Marcelo D’Salete está de regresso a Portugal a convite do festival AmadoraBD, a propósito de uma exposição retrospetiva e para apresentar a banda desenhada mais recente, “Mukanda Tiodora”, que sairá em novembro em Portugal pela Polvo.
Nascido em São Paulo em 1979, Marcelo D’Salete cruza ficção e narrativa histórica em banda desenhada, em obras como "Cumbe" e "Angola Janga", que são fruto de um trabalho demorado de pesquisa sobre identidade, escravatura e consciência política.
O autor soma vários prémios literários, nomeadamente o norte-americano Eisner em 2018 por “Cumbe” e o brasileiro Jabuti, que lhe foi atribuído por duas vezes, em 2018 por "Angola Janga" e em 2023 por “Mukanda Tiodora”.
No festival AmadoraBD, onde está a exposição “Quilombo, Herança e Resistências”, Marcelo d’Salete afirmou, em entrevista à agência Lusa, que a banda desenhada “é uma forma de criar uma experiência narrativa e visual interessante para o leitor”.
Para o artista visual, a narração por imagens e palavras é a mais substancial, para dar a conhecer os temas que anda há duas décadas a estudar, resgatando acontecimentos do passado para entender o presente, em particular os que se relacionam com a população negra no Brasil.
“Mukanda Tiodora” é um desses casos. O livro inspira-se na história verídica de uma mulher negra, Tiodora Dias da Cunha, africana de nascimento, escravizada em São Paulo em meados do século XIX, e que procura ser livre.
Separada da família, depois de ter sido vendida, Tiodora conheceu um escravo alfabetizado a quem ditou cartas dirigidas ao marido, e nas quais deu a conhecer o seu universo particular.
As cartas sobreviveram até hoje e ajudam a contar uma outra narrativa sobre os escravos no Brasil, num período entre a independência (1822) e a abolição da escravatura (1888).
Essas cartas de Tiodora Dias da Cunha são um dos poucos registos do século XIX, de uma mulher negra a falar da sua realidade a partir da sua perspetiva, praticamente na primeira pessoa, contou Marcelo D’Salete.
A BD contraria ainda a ideia de que, no século XIX, São Paulo cresceu “a partir de uma emigração branca, europeia”.
“E não é real. São Paulo tinha um contingente de grupos indígenas enorme e um contingente de pessoas negras escravizadas e livres. Há toda uma marca indígena e afro-diaspórica importante no Brasil. […] A sua História oficial apaga essas marcas indígenas e negras”, exclamou.
No livro, Marcelo D’Salete incluiu reproduções das cartas de Tiodora Dias da Cunha, um feito inédito fora do contexto académico e que significa que a história daquela mulher negra escravizada pode chegar a mais leitores.

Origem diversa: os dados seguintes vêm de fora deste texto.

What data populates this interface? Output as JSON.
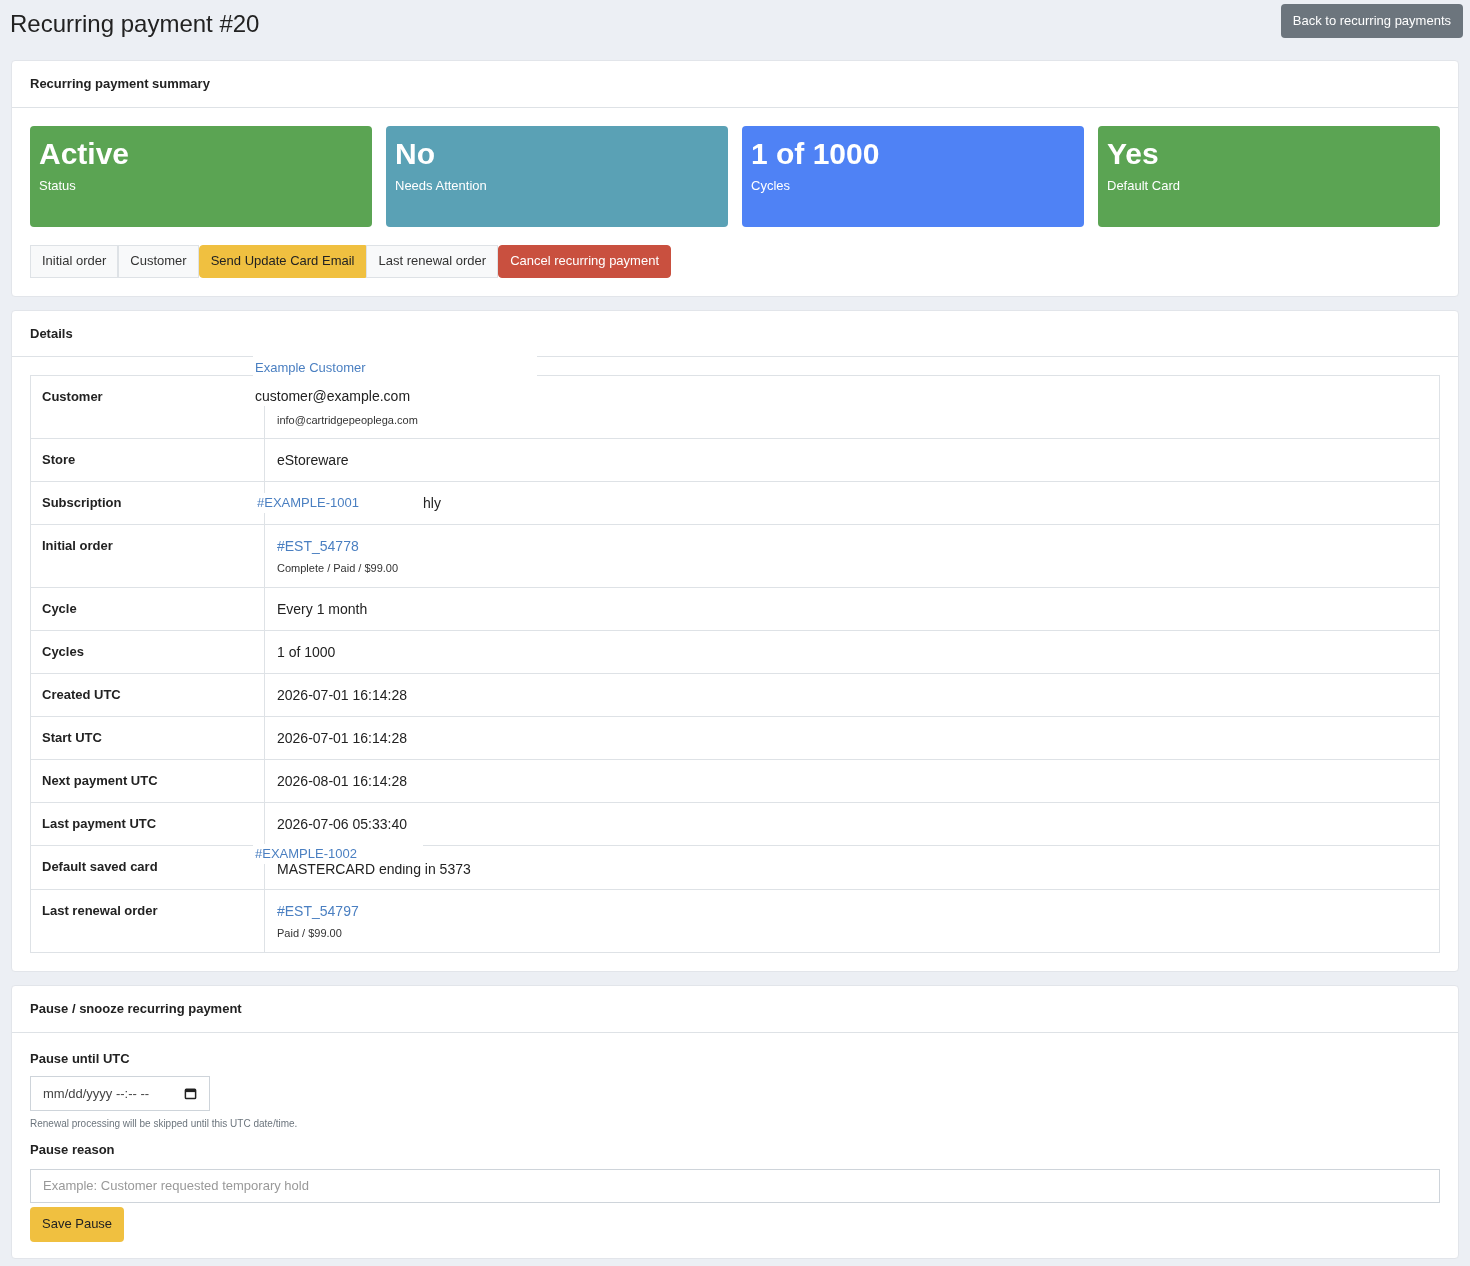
{
  "page": {
    "title": "Recurring payment #20",
    "back_button": "Back to recurring payments"
  },
  "summary": {
    "title": "Recurring payment summary",
    "tiles": [
      {
        "value": "Active",
        "label": "Status",
        "color": "#5ba453"
      },
      {
        "value": "No",
        "label": "Needs Attention",
        "color": "#5aa1b5"
      },
      {
        "value": "1 of 1000",
        "label": "Cycles",
        "color": "#4f82f5"
      },
      {
        "value": "Yes",
        "label": "Default Card",
        "color": "#5ba453"
      }
    ],
    "actions": [
      {
        "label": "Initial order",
        "kind": "default"
      },
      {
        "label": "Customer",
        "kind": "default"
      },
      {
        "label": "Send Update Card Email",
        "kind": "warning"
      },
      {
        "label": "Last renewal order",
        "kind": "default"
      },
      {
        "label": "Cancel recurring payment",
        "kind": "danger"
      }
    ]
  },
  "details": {
    "title": "Details",
    "rows": [
      {
        "label": "Customer",
        "kind": "customer",
        "overlay": [
          {
            "kind": "link",
            "text": "Example Customer"
          },
          {
            "kind": "text",
            "text": "customer@example.com"
          }
        ],
        "lines": [
          {
            "kind": "small",
            "text": "info@cartridgepeoplega.com"
          }
        ]
      },
      {
        "label": "Store",
        "kind": "plain",
        "lines": [
          {
            "kind": "text",
            "text": "eStoreware"
          }
        ]
      },
      {
        "label": "Subscription",
        "kind": "inline",
        "overlay": [
          {
            "kind": "link",
            "text": "#EXAMPLE-1001"
          }
        ],
        "lines": [
          {
            "kind": "text",
            "text": "hly"
          }
        ]
      },
      {
        "label": "Initial order",
        "kind": "plain",
        "lines": [
          {
            "kind": "link",
            "text": "#EST_54778"
          },
          {
            "kind": "small",
            "text": "Complete / Paid / $99.00"
          }
        ]
      },
      {
        "label": "Cycle",
        "kind": "plain",
        "lines": [
          {
            "kind": "text",
            "text": "Every 1 month"
          }
        ]
      },
      {
        "label": "Cycles",
        "kind": "plain",
        "lines": [
          {
            "kind": "text",
            "text": "1 of 1000"
          }
        ]
      },
      {
        "label": "Created UTC",
        "kind": "plain",
        "lines": [
          {
            "kind": "text",
            "text": "2026-07-01 16:14:28"
          }
        ]
      },
      {
        "label": "Start UTC",
        "kind": "plain",
        "lines": [
          {
            "kind": "text",
            "text": "2026-07-01 16:14:28"
          }
        ]
      },
      {
        "label": "Next payment UTC",
        "kind": "plain",
        "lines": [
          {
            "kind": "text",
            "text": "2026-08-01 16:14:28"
          }
        ]
      },
      {
        "label": "Last payment UTC",
        "kind": "plain",
        "lines": [
          {
            "kind": "text",
            "text": "2026-07-06 05:33:40"
          }
        ]
      },
      {
        "label": "Default saved card",
        "kind": "card",
        "overlay": [
          {
            "kind": "link",
            "text": "#EXAMPLE-1002"
          }
        ],
        "lines": [
          {
            "kind": "text",
            "text": "MASTERCARD ending in 5373"
          }
        ]
      },
      {
        "label": "Last renewal order",
        "kind": "plain",
        "lines": [
          {
            "kind": "link",
            "text": "#EST_54797"
          },
          {
            "kind": "small",
            "text": "Paid / $99.00"
          }
        ]
      }
    ]
  },
  "pause": {
    "title": "Pause / snooze recurring payment",
    "until_label": "Pause until UTC",
    "until_placeholder": "mm/dd/yyyy --:-- --",
    "help": "Renewal processing will be skipped until this UTC date/time.",
    "reason_label": "Pause reason",
    "reason_placeholder": "Example: Customer requested temporary hold",
    "save_button": "Save Pause"
  }
}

“É essencial que essas histórias circulem. […] Eu fico muito feliz de ver a circulação dos livros, de perceber que essas obras são importantes dentro das escolas. É um tipo de material que eu não tive acesso quando era mais jovem. Acho incrível imaginar que outros jovens podem ter esse tipo de discussão”, disse.

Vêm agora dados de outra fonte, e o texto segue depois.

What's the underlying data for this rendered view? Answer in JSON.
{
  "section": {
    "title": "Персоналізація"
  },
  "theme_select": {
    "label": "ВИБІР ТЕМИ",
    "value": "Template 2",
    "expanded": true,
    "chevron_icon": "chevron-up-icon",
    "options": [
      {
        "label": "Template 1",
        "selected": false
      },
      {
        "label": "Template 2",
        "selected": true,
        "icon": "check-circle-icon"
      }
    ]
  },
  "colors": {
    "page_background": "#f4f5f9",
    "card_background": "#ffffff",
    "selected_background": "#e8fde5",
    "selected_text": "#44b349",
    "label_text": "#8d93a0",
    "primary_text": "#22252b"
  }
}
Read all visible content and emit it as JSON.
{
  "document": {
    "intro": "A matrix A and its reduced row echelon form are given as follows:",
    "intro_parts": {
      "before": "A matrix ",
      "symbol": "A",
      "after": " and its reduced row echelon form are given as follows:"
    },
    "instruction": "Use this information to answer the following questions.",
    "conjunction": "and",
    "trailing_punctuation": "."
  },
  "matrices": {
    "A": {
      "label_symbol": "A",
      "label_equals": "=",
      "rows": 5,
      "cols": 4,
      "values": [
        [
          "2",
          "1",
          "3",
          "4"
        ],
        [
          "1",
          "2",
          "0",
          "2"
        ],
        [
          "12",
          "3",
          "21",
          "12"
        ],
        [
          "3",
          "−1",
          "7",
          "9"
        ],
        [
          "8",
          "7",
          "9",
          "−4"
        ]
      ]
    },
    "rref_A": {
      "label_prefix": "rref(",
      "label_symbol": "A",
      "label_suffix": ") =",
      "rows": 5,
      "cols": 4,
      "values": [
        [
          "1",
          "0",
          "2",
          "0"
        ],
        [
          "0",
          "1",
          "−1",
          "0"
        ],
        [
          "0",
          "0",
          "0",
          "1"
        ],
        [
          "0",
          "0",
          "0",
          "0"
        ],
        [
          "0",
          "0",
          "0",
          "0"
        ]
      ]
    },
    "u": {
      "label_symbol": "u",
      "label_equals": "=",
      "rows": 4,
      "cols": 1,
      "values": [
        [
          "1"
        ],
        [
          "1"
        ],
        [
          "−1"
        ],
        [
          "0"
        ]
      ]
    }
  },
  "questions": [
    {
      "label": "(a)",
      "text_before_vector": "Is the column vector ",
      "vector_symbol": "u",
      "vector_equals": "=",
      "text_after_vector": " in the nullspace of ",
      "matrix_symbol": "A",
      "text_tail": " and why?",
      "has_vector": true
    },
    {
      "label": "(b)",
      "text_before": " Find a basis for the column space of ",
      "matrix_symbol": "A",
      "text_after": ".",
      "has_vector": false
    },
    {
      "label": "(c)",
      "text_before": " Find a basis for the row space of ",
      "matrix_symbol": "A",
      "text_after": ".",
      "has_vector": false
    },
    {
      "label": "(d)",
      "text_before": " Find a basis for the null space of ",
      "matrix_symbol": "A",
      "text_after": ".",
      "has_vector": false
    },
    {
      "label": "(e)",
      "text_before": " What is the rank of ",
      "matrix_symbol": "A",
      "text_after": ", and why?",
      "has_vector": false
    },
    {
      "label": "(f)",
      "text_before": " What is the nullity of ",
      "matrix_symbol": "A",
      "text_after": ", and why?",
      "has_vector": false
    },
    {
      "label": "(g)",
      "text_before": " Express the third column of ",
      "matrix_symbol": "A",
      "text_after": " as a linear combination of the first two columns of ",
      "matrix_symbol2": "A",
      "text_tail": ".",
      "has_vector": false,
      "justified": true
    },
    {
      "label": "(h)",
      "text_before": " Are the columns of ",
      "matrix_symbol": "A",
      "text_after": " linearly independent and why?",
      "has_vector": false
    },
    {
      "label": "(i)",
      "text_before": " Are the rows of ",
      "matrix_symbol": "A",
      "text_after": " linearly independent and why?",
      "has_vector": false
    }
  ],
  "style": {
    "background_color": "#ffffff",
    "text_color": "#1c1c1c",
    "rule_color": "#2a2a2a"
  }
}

E é uma discussão que se junta ao debate atual, pelo menos no Ocidente, sobre colonialismo e pós-colonialismo, sobre as raízes históricas do racismo e da desigualdade.
“São cicatrizes não fechadas, são dilemas, questões sociais que começaram há muito tempo, mas que ainda repercutem. Ainda vemos as mazelas desses problemas nos dias atuais. Tratar este tema é importantíssimo, porque os males da escravidão, que é o racismo e a desigualdade social, ainda são um problema enorme e urgente no Brasil e imagino que noutros locais”, disse.

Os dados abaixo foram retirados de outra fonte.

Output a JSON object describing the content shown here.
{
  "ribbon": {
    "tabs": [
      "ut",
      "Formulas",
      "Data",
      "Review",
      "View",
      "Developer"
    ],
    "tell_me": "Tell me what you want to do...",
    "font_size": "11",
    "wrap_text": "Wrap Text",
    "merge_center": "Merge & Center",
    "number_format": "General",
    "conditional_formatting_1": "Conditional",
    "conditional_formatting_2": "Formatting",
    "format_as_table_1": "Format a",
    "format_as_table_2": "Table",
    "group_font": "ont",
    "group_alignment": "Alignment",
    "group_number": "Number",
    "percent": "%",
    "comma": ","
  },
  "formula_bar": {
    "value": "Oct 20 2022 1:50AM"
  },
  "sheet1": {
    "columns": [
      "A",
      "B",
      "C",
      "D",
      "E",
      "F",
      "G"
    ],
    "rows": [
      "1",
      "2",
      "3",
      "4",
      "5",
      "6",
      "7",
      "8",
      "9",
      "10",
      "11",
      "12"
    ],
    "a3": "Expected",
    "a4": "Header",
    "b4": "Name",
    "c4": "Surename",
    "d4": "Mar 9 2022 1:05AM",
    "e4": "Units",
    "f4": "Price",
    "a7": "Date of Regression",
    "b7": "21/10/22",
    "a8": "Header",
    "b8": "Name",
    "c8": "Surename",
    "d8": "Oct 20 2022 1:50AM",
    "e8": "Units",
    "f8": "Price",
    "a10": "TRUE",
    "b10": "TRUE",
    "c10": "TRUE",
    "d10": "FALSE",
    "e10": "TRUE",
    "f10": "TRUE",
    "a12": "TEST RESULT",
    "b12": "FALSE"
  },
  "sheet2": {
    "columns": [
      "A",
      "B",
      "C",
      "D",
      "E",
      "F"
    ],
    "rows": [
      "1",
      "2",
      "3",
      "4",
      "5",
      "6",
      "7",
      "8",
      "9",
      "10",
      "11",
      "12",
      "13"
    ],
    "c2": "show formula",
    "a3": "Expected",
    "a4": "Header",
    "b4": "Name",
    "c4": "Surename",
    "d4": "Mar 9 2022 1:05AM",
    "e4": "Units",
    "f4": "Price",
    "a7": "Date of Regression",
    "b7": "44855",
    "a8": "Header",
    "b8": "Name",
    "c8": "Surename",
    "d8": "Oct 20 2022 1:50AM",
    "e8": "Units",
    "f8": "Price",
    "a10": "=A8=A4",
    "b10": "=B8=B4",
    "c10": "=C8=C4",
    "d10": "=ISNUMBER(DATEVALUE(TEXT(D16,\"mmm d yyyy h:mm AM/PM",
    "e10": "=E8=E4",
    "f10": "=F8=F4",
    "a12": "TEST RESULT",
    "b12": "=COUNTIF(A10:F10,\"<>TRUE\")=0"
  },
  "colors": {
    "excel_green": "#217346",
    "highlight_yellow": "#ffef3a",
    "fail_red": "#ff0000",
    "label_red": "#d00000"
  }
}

Questionado sobre uma reparação histórica pelo colonialismo, Marcelo D’Salete disse que as nações devem “sentar e decidir”.
“A gente não pode esquecer que muitas das mazelas são parte de um projeto colonialista que a Europa foi uma das protagonistas. Não que a culpa seja apenas da Europa, de Portugal, a gente sabe disso. Mas a Europa e Portugal não podem se eximir de boa parte dessas mazelas que esses países ainda enfrentam hoje. […] Acho que é, no mínimo, honesto você trazer isso a público, não se calar sobre esse problema”, opinou.
“Mukanda Tiodora” é apresentado hoje no AmadoraBD, com a presença de Marcelo D’Salete, da jornalista Sara Figueiredo Costa – que comissariou a exposição no festival – e do editor Rui Brito, que tem publicado a obra do autor brasileiro na editora Polvo.
Nesta mesma editora estão publicados os premiados “Cumbe” e “Angola Janga”, na coleção "Romance Gráfico Brasileiro", que conta com mais de trinta títulos de banda desenhada brasileira.
O festival de banda desenhada da Amadora começou na quinta-feira e termina no dia 27.